Leading New Zealand grower-packer Seeka Kiwifruit Industries will shell out over NZ$3m (US$2.61m) for Auckland-based fruit ripening and delivery services company Glassfields, according to media reports.

Seeka chief executive Michael Franks confirmed the deal will go ahead, telling BusinessDesk his company would pay a fixed price of between NZ$3.75m (US$3.27m) and NZ$6.25m (US$5.44m) for Glassfields, which holds the exclusive rights to import Sumifru bananas, pineapples and papayas from the Philippines.

In a company statement, Seeka said the purchase would be made using a combination of existing cash resources and debt lines. The Te Puke-based firm expects Glassfields will contribute up to NZ$1.25m (US$1.08m) in operating profit over the 2015 financial year.

In March, Seeka announced it was selling its 20 per cent shareholding in kiwifruit cold storage specialist Opotiki Packing and Cool Storage as part of its post-Psa strategy, which has focused on the sale of non-core assets and the reduction of debt. It followed news that Seeka’s net profit had fallen 55 per cent from NZ$5.8m (US$4.8m) in 2012 to NZ$2.7m (US$2.3m) in 2013.
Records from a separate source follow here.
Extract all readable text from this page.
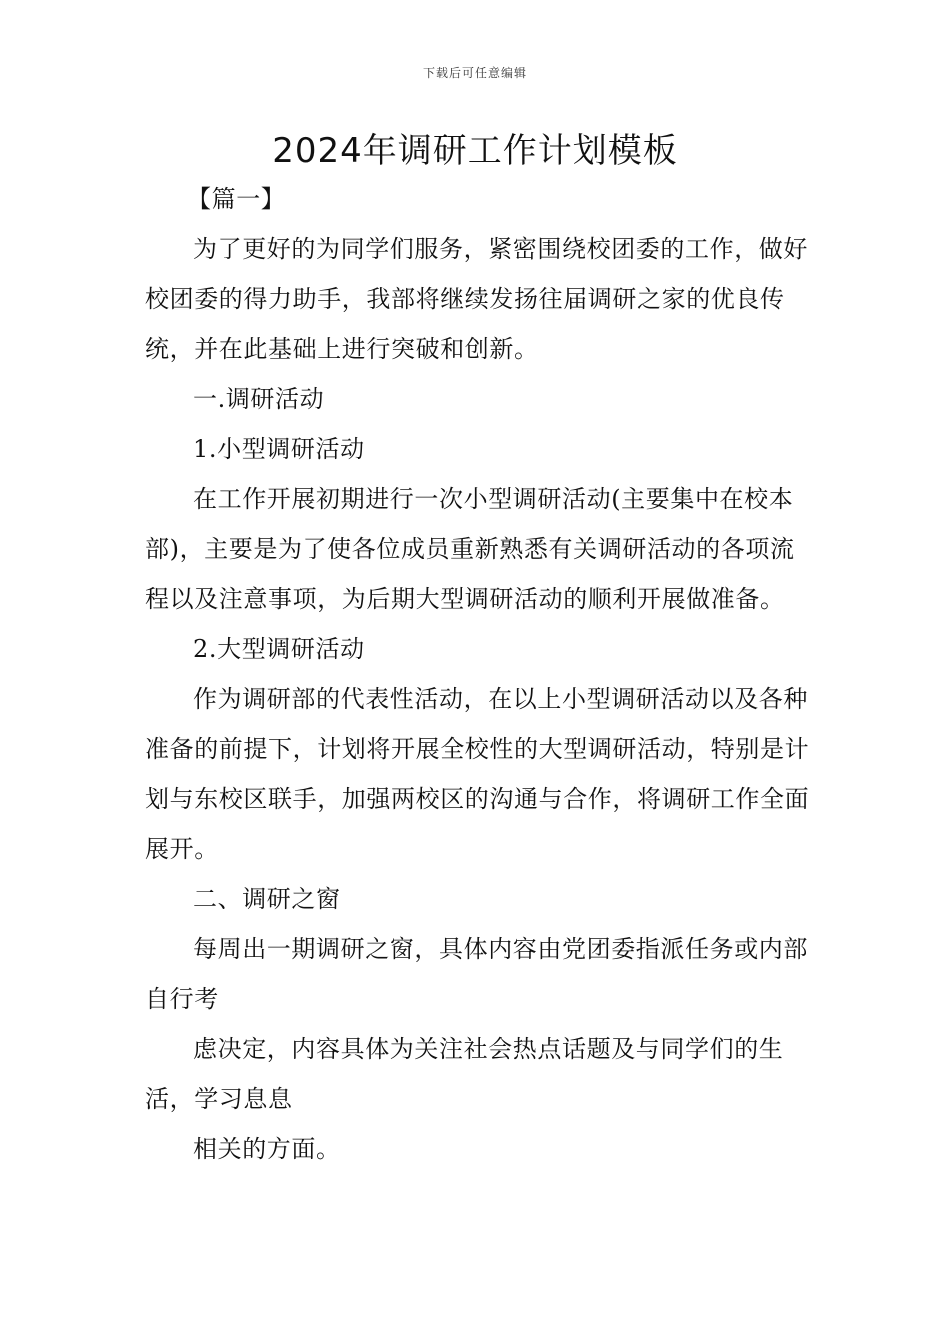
下载后可任意编辑
2024年调研工作计划模板

【篇一】

为了更好的为同学们服务，紧密围绕校团委的工作，做好校团委的得力助手，我部将继续发扬往届调研之家的优良传统，并在此基础上进行突破和创新。

一.调研活动

1.小型调研活动

在工作开展初期进行一次小型调研活动(主要集中在校本部)，主要是为了使各位成员重新熟悉有关调研活动的各项流程以及注意事项，为后期大型调研活动的顺利开展做准备。

2.大型调研活动

作为调研部的代表性活动，在以上小型调研活动以及各种准备的前提下，计划将开展全校性的大型调研活动，特别是计划与东校区联手，加强两校区的沟通与合作，将调研工作全面展开。

二、调研之窗

每周出一期调研之窗，具体内容由党团委指派任务或内部自行考

虑决定，内容具体为关注社会热点话题及与同学们的生活，学习息息

相关的方面。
“Kiwifruit is the foundation to our business and this (Glassfields buyout) is more about an expansion into the produce area that can complement our core business,” Franks told TVNZ. “It’s part of putting the company back on to a growth strategy.”

Glassfields will be led by recently appointed general manager Ray Hook, who has previously served as joint chief executive of One Harvest and chief executive of Oolloo Farms. It has operations in Auckland and is also opening in Christchurch.